Belle is old enough for social networking, and that means more vigilance on the parental front, not less. I don't want people suddenly popping into her life and announcing themselves. The teen years are hard enough without biological parents and other as-yet unknown relatives popping out of cyberspace and onto Facebook.
This brought me to a discovery today. Belle's biological mother, my eldest daughter, finally married her longtime boyfriend and the father of one of my grandsons last week. I can't imagine why it took over two years for her to go to her county courthouse, but at $27 for the license and a judge who does marriages for free as a collateral duty, it certainly couldn't have been saving money for a big wedding.
Social networking is good that way.

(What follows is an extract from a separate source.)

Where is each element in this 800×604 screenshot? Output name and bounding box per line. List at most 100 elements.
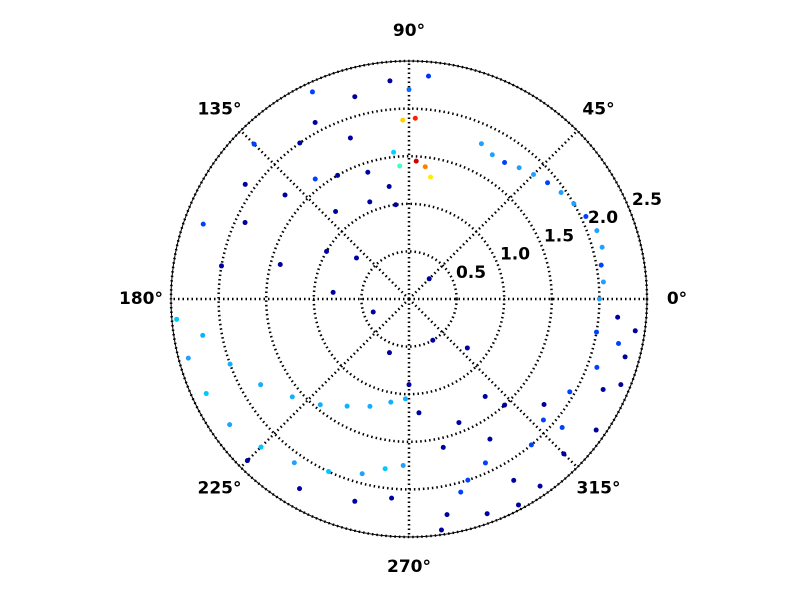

There was a Facebook event announcement, not invitations, so I certainly don't feel slighted on that score.
I did not like discovering that she has decided to "friend" my ex-husband's sister. Normally, I am all for family. Not these two.
I won't go into why I finally pursued a divorce from my ex-husband, except to say he did not pay a paltry amount in child support for years. He also felt he should be able to simply show up whenever he felt like having visitation, which was hardly ever. Even after the Mister adopted the older kids, this person still hadn't paid support, even making good money in the semiconductor industry and owning a very nice motorcycle. He claims on his Classmates he has no children, only dogs he counts as children. How he intends to explain away a 30-something year old daughter should be a good trick.
But his sister, Mrs. Pro-Choice! During my tenure as Mrs. Ex, this woman strongly urged that I abort my children, despite the fact that I was lawfully married to her brother when I was pregnant. By giving up my unborn children, I would have a better financial position. To every person she has ever encountered, she has disparaged me. I know because she made the mistake of tearing me down to a dear friend she didn't know knew me (who didn't tell me for years).
It is one thing for my eldest to go off into a marriage, bipolar and untamed alcoholism notwithstanding. It's another thing entirely for my eldest to contact these people. I won't stand for another bullying cycle. I won't let Belle and her siblings be hurt. We're considering moving out of state to keep anybody from finding out where we live, even though the adoption of the kids here has been legal for quite some time.
So, yes, I hurt. And I am wary at this point. But I think I'll be OK as long as my kids here are OK.